In this paper, the results of a series of heat transfer experiments conducted on a compact electronics cooling device based on single and two phase jet impingement technique are reported. Deionized and degassed water is propelled into four microchannels. The generated jet impingement is targeted through these channels towards the surface of two nanostructured plates with different surface morphologies placed inside a liquid pool filled with deionized-water. These nanostructured plates are composed of copper nanorods grown on top of a silicon wafer substrate of thickness 350 μm coated with a 50 nm thick copper thin film layer (i.e. Cu-nanorod/Cu-film/Silicon-wafer). Nanorods were grown using the sputter glancing angle deposition (GLAD) technique.
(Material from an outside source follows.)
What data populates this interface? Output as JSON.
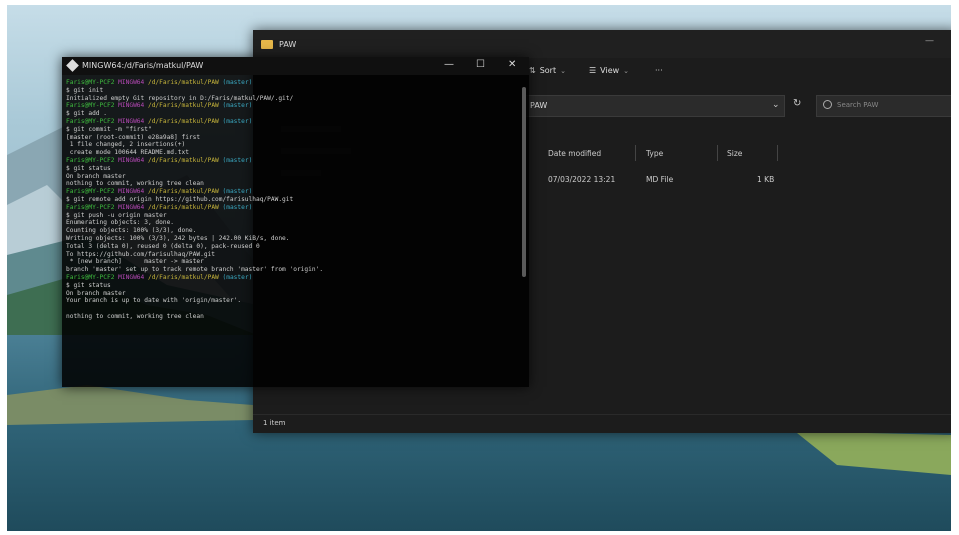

First type of nanostructured plates incorporates ∼600 nm long vertically aligned copper nanorod arrays. The second type incorporates ∼600 nm long tilted copper nanorod arrays. Heat removal characteristics induced through jet impingement are investigated using the nanostructured plates and compared to the results obtained from a plain surface plate of copper thin film coated on silicon wafer surface. Surface temperatures are recorded by a data acquisition system with four thermocouples integrated on the surface at various prescribed locations. Volumetric flow rate and heat flux values are varied between 107.5–181.5 ml/min and 1–40 W/cm2. A single phase average heat transfer enhancement of 22.4% and a two phase average heat transfer enhancement of 85.3% has been realized using the nanostructured plate with vertical nanorods compared to flat plate. This enhancement is attributed to the increased heat transfer surface area and the single crystal property of the vertical Cu nanorods. On the other hand, nanostructured plate with tilted nanorods has shown poorer heat transfer performance compared to both the nanostructured plate with vertical nanorods and plain surface plate in the performed experiments. The lower heat transfer rate of the tilted Cu nanorods is believed to be due to the decreased supply of liquid jets to the base of the plate caused by their tilted orientation and closely spaced dense array structure. This leads to formation of air gaps that ultimately become trapped among the tilted nanorods, which results in reduced heat transfer surface area and increased resistance to heat transfer.